IT’S been an eventful summer up at the Casita.
We’ve had everything from long summer picnics to corporate team building events full of hungover Irish executives – who were more interested in the hog roast and the possibility of a cold beer than the activities, if truth be told – to Saudi royal family picnics (no small affair) and a brilliant stag weekend for my friend Tom Schneider.
(The wedding was even better, but I wrote about that before).
But as well as all the great stuff that goes on at the lake, including being able to swim in the water in October, flinging myself off the diving rocks (when, at my age, I should know better) and expeditions on the boat packed with grinning adults and kids, there have also been some problems.
There was a big fire 500 metres to the north of the Casita in May that had to be dealt with by helicopter. I was lucky that the wind was blowing away from the house or it might have burnt down – it was pretty damn close. I still caught idiots trying to light BBQs at the lake in August, but a few choice Anglo Saxon phrases convinced them of the error of their ways.
People still leave litter around this outstanding natural area of beauty, also a huge fire risk not to mention the harm it does to the local wildlife. This has resulted in me stomping around the lake collecting rubbish like a particularly bad-tempered Womble on more than one occasion.
Worse still, there have been random acts of theft and vandalism. My hand-painted Casita del Lago sign was stolen over the summer, kayaks have vanished from secure moorings and, at the end of one busy Sunday, I even found that someone had urinated in one of my boats!
So when I spotted three Junta de Andalucia 4x4s heading down the track and erecting a sign last week, I expected it to read something along the lines of ‘Please look after this unique place, take your rubbish with you, don’t nick anything and for Christ’s sake have a pee before you drive over’.

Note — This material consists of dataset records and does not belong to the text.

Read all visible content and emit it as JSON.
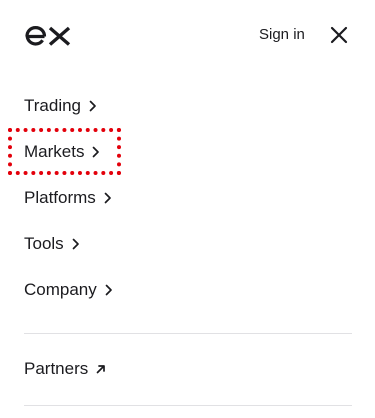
{
  "header": {
    "logo": "ex",
    "signin_label": "Sign in",
    "close_icon": "close-icon"
  },
  "menu": {
    "items": [
      {
        "label": "Trading",
        "icon": "chevron-right-icon"
      },
      {
        "label": "Markets",
        "icon": "chevron-right-icon",
        "highlighted": true
      },
      {
        "label": "Platforms",
        "icon": "chevron-right-icon"
      },
      {
        "label": "Tools",
        "icon": "chevron-right-icon"
      },
      {
        "label": "Company",
        "icon": "chevron-right-icon"
      }
    ],
    "secondary": [
      {
        "label": "Partners",
        "icon": "external-arrow-icon"
      }
    ]
  },
  "colors": {
    "text": "#1b1b1f",
    "highlight": "#e3000b",
    "divider": "#e1e1e4"
  }
}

This being southern Spain, of course, it was none of the above. The sign, which must have cost a few euros to produce, warned us all of the danger of the Mejillon Cebra, or Zebra Mussel. Apparently the little blighters, which hail from the Far East, have been laying waste to the local species all over Andalucia, and anyone using the water has to make sure that their boat, rods or boogie board has been properly cleaned before taking them to the lake.
What’s worse they aren’t even edible, which scuppered my bright idea of opening up the Casita as a Champagne and Oyster bar.
But with all of the other goings on at the lake this summer, I did let out an exasperated cry of ‘Never mind the Molluscs!’